The Village Board of Monticello heard a proposal for a basketball tournament. 

Darius Rodgers, the CEO of the AZIM clothing brand and Monticello native, spoke before the Board and the public  on March 20.

He stated that he wanted to do a Basketball Tournament for brand awareness for all the brands around Monticello, such as clothing brands as well as smaller businesses.

Rodgers said that the point of the tournament is to have youth and older people come together as a community and work with each other and be together as a community and as family.

He said that the location of this tournament would be behind the Ted Stroebele building at the basketball court on June 15 from 2 p.m. to 8 p.m.

“But the whole point of the basketball game is to bring brand awareness, like I said, to all the clothing brands or all the brands around Monticello,” explained Rodgers.

When asked if he had a rain date for the event, Rodgers responded with “a week after” on June 22.

Rodgers also explained that, currently, they have five teams. His brand, AZIM Clothing, would be playing.He would be joined by Malik Bridges whose brand is PALETTE.

He also explained that he would be joined by Eli Rivera, whose brand is Supesu. He was said to make “great drawings and everything” at The Black Library.

“Right now it’s [the number of teams] is only five, but the goal is to have at least seven to eight teams,” described Rodgers.“We’re trying to get all brands incorporated into this. So anybody that wants to do that it could draw awareness to them that it could happen or anything is possible.”

He’s aiming for the age groups to be between 14 through 17. He suggested the possibility of the youngest group even being thirteen. However, he said it depends on the mentality of how everything runs out and who he speaks to. For the older group, he’s aiming for 18 through 25.

“Just give a good game and it shows the youth can do something other than what’s been [reportedly] going on in the town,” said Rodgers.

Danielle Gallati from Reach Towards The Stars, was present among the public. She told Rodgers of how she owns a small business and that she knew the importance of making sure one’s brand and name are out there.

She suggested that Rodgers could probably consider having a small business sponsor the participating teams, as well, because it could be another way to help the event.

Rodgers responded that he wanted to have The Black Library behind it. He noted how he’s very close to Michael Davis and Douglas Shindler, the co-founders. He described their relationship as “like family” to him.

He suggested doing something in the middle, such as a halftime show, likening it to how The Black Library has open-mic nights.

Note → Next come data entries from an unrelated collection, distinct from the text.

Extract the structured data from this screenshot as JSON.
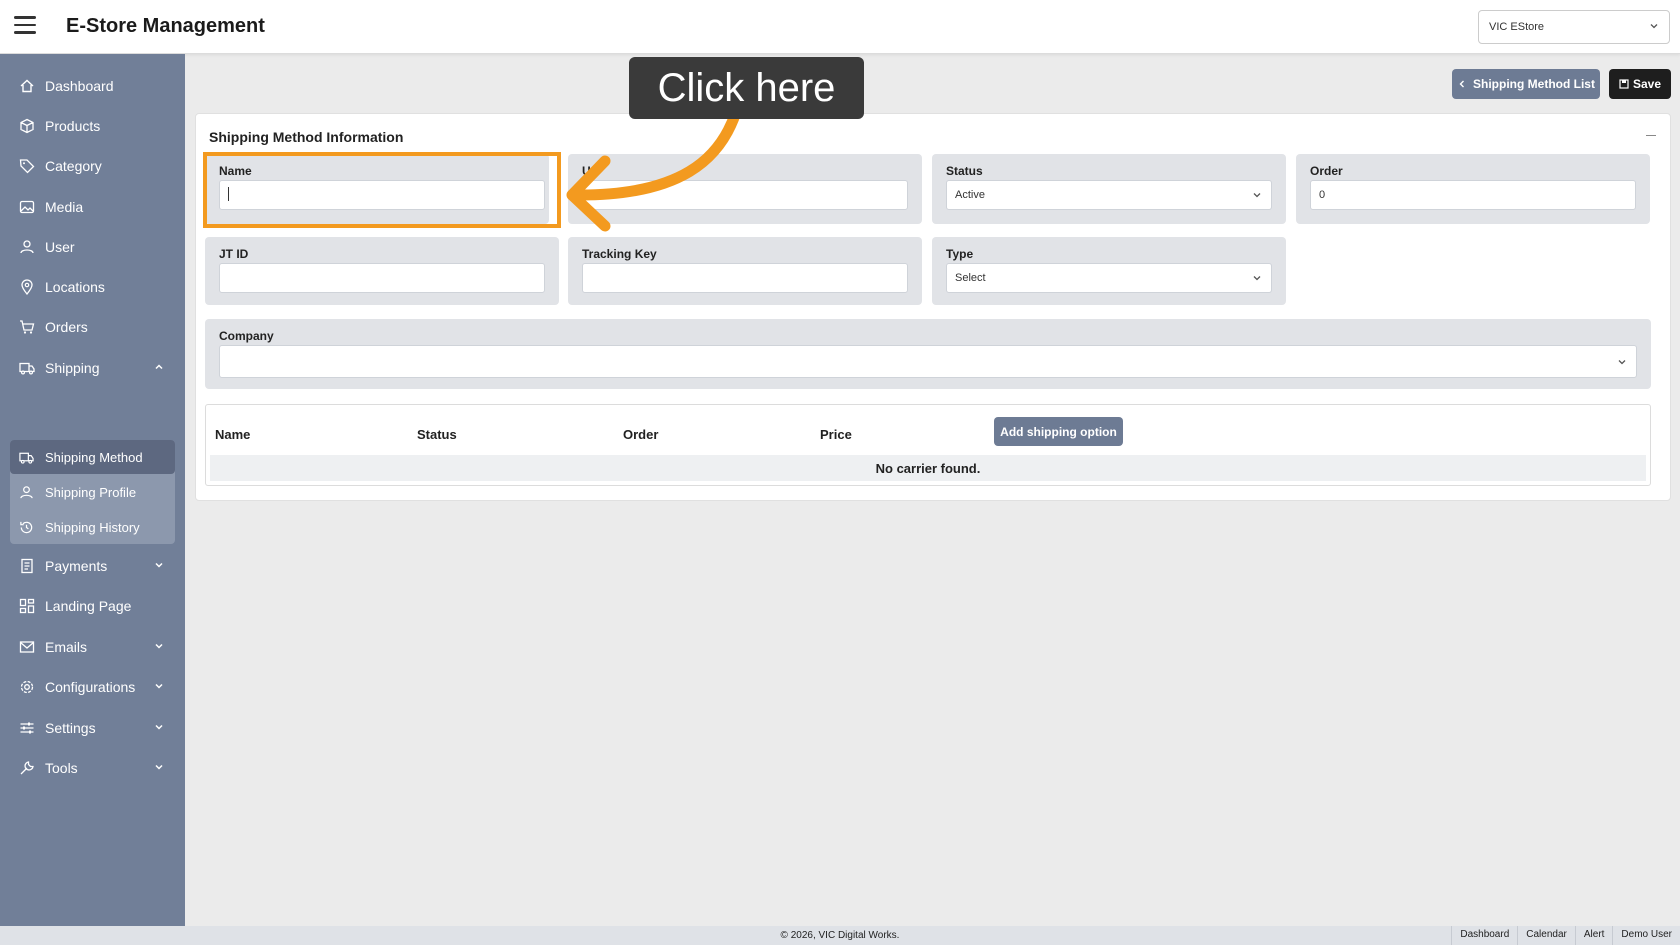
{
  "header": {
    "title": "E-Store Management",
    "store_selector": "VIC EStore"
  },
  "sidebar": {
    "items": [
      {
        "label": "Dashboard",
        "icon": "home-icon"
      },
      {
        "label": "Products",
        "icon": "box-icon"
      },
      {
        "label": "Category",
        "icon": "tag-icon"
      },
      {
        "label": "Media",
        "icon": "image-icon"
      },
      {
        "label": "User",
        "icon": "user-icon"
      },
      {
        "label": "Locations",
        "icon": "pin-icon"
      },
      {
        "label": "Orders",
        "icon": "cart-icon"
      },
      {
        "label": "Shipping",
        "icon": "truck-icon",
        "expanded": true
      },
      {
        "label": "Payments",
        "icon": "receipt-icon"
      },
      {
        "label": "Landing Page",
        "icon": "grid-icon"
      },
      {
        "label": "Emails",
        "icon": "mail-icon"
      },
      {
        "label": "Configurations",
        "icon": "gear-icon"
      },
      {
        "label": "Settings",
        "icon": "sliders-icon"
      },
      {
        "label": "Tools",
        "icon": "wrench-icon"
      }
    ],
    "shipping_sub": [
      {
        "label": "Shipping Method",
        "active": true
      },
      {
        "label": "Shipping Profile",
        "active": false
      },
      {
        "label": "Shipping History",
        "active": false
      }
    ]
  },
  "toolbar": {
    "list_label": "Shipping Method List",
    "save_label": "Save"
  },
  "form": {
    "title": "Shipping Method Information",
    "name_label": "Name",
    "name_value": "",
    "second_label_partial": "U",
    "status_label": "Status",
    "status_value": "Active",
    "order_label": "Order",
    "order_value": "0",
    "jtid_label": "JT ID",
    "tracking_label": "Tracking Key",
    "type_label": "Type",
    "type_value": "Select",
    "company_label": "Company"
  },
  "table": {
    "headers": [
      "Name",
      "Status",
      "Order",
      "Price"
    ],
    "add_label": "Add shipping option",
    "empty_text": "No carrier found."
  },
  "footer": {
    "copyright": "© 2026, VIC Digital Works.",
    "links": [
      "Dashboard",
      "Calendar",
      "Alert",
      "Demo User"
    ]
  },
  "annotation": {
    "tooltip": "Click here"
  },
  "colors": {
    "sidebar": "#717f98",
    "accent": "#6d7b94",
    "highlight": "#f39a1f"
  }
}
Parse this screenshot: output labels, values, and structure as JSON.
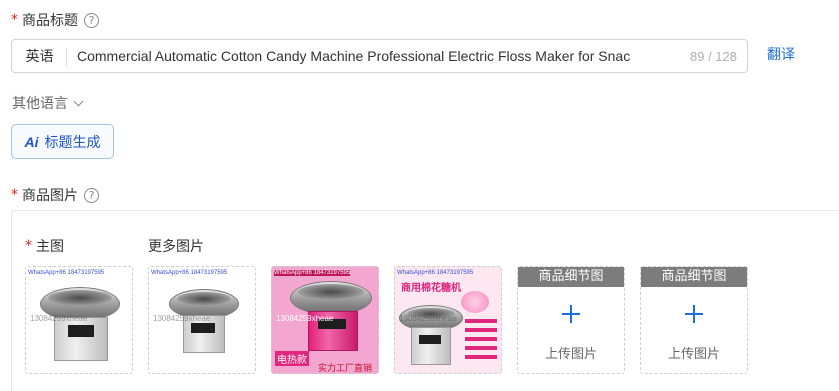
{
  "title_field": {
    "required_mark": "*",
    "label": "商品标题",
    "help_icon": "?",
    "language_prefix": "英语",
    "value": "Commercial Automatic Cotton Candy Machine Professional Electric Floss Maker for Snac",
    "counter": "89 / 128",
    "translate_label": "翻译"
  },
  "other_languages": {
    "label": "其他语言"
  },
  "ai_title_button": {
    "icon_text": "Ai",
    "label": "标题生成"
  },
  "images_field": {
    "required_mark": "*",
    "label": "商品图片",
    "help_icon": "?",
    "main_image_label": "主图",
    "more_images_label": "更多图片",
    "thumbnails": [
      {
        "watermark": "WhatsApp+86 18473197595",
        "overlay": "13084259xheae"
      },
      {
        "watermark": "WhatsApp+86 18473197595",
        "overlay": "13084259xheae"
      },
      {
        "watermark": "WhatsApp+86 18473197595",
        "overlay": "13084259xheae",
        "badge": "电热款",
        "footer": "实力工厂直销"
      },
      {
        "watermark": "WhatsApp+86 18473197595",
        "overlay": "13084259xheae",
        "headline": "商用棉花糖机"
      }
    ],
    "detail_slots": [
      {
        "header": "商品细节图",
        "upload_label": "上传图片"
      },
      {
        "header": "商品细节图",
        "upload_label": "上传图片"
      }
    ]
  },
  "colors": {
    "accent": "#1c6fd6",
    "required": "#e02020",
    "ai_button": "#1f55c9"
  },
  "icons": [
    "help-icon",
    "chevron-down-icon",
    "ai-icon",
    "plus-icon"
  ]
}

Board member Gordon Jenkins explained that there will be a new Board coming in following the recent elections. He assured that the Board that night was all for it.

“No disrespect to anybody here, but maybe we can sit down with you and put it together,” suggested Jenkins. “The code enforcement, she does have issues with it such as food and the crowd. There’s more to it than just saying “yeah, we’re gonna let it happen.” 

The Code Enforcement Officer BetteJean (BJ) Gettel, who was also present, elaborated that the issue was more towards the safety of the public and the people that are attending.

Board Member Michael Banks reasoned that the Board can open it with just the tournament alone, ranging the spectators to be between 30 and 40 people at the most.

Banks noted that he had a whole Summer League in the Ted Stroebele basketball court previously.

He suggested the Board vote on the tournament, voting for and making sure the dates get locked down and then the Board will “go over the plans and everything later.”

Jenkins assured that the Board was with Rodgers, because they want more of that activity in the Village.

“When we’re finished even with the crowd you [Rodgers] said a hundred and he [Banks] said forty,” leveled Jenkins, “Just to be safe. That way, we’ll have something,  and we’ll work with you. Just trust me.”

Jenkins and Rodgers agreed that the Board and him talk and they’ll put something together.